Наши конвоиры опять усаживаются с нами, и опять я замечаю, что Ганс убрал в котелок мясо и захлопнул крышкой.
Вошла швестер Лизабет, вся удивительно свежая, накрахмаленная, красиво лежит платье белое в тонкую серую полоску, это форменное платье немецких медсестер, но на ней оно выглядит как торжественно-нарядное. Лизабет спрашивает, что нам нужно для работы, какие краски и когда мы думаем приступить к работе. Из нас лучше всех говорит по-немецки Володя, но мы все уже научились объясняться без переводчиков, а я, если непонятно, сразу рисую, и делается все ясно. Объясняем сестре наш замысел, рисовать на стене штрихом, и что для этого нужны сухие пигменты, мел и клей. Показываю наброски фигур для малого зала, Лизабет нравится, она кивает, улыбается. Рассказываем, какими орнаментами покроем двери, чтобы они были в стиле росписей, и еще, неожиданно для себя, я вдруг предлагаю сестре написать ее портрет. Я не ожидал, что это предложение так смутит Лизабет, она покраснела, залилась розовым румянцем до самой белой повязки на лбу и сказала смущенно, что не вправе отрывать меня от дела. Я объяснил, что портрет можно делать в обеденный перерыв или после работы и что для него у меня есть кусок бумаги и акварель. Сестра успокоилась и сказала: «Хорошо, потом».
Мы все занялись своими делами. Я делал эскизы, готовил уголь для рисунка. Нам приносили краски, но из этих пигментов трудно будет составить нужные колера.
Опять вечер, и опять белый стол с обилием вкусной еды.

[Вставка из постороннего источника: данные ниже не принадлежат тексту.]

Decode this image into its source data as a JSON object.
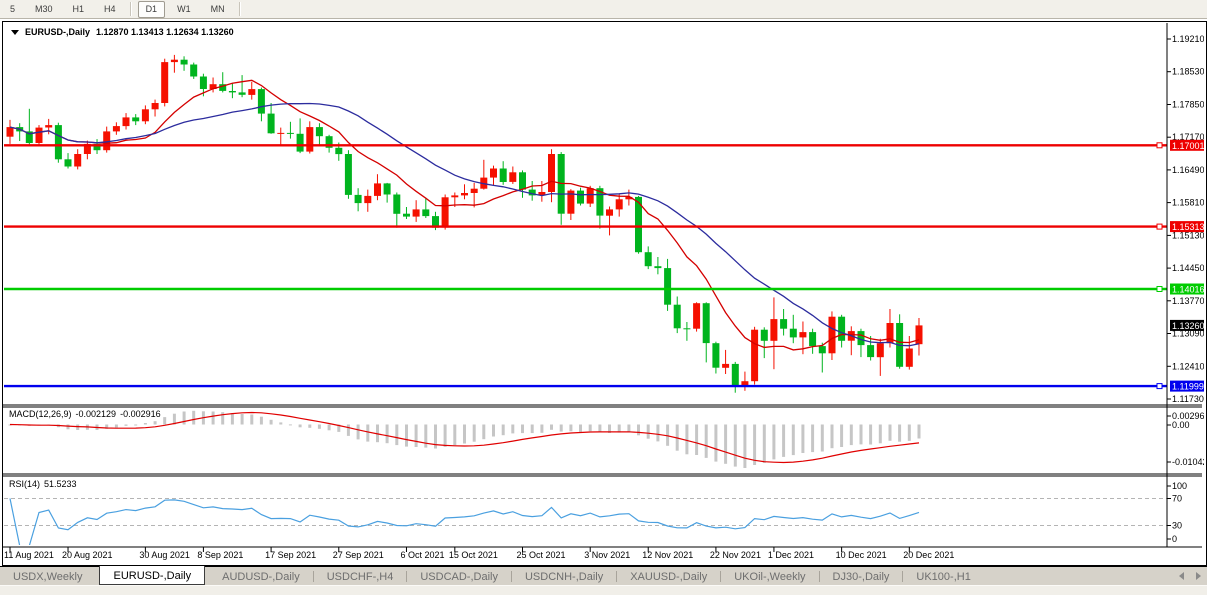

Генрих объяснил нам, что сестра не хочет днем, при других, показывать, как нас кормят.
Сегодня мы уже весело шагаем по вечерним улицам Полоцка. С конвоирами установилась дружеская связь, и нас не страшит теперь проволока лагеря, мы ждем, что увидим там Гришу, принесем ему еды, а утром опять уйдем на работу, как в сон, где есть стол с белой скатертью и женская доброта.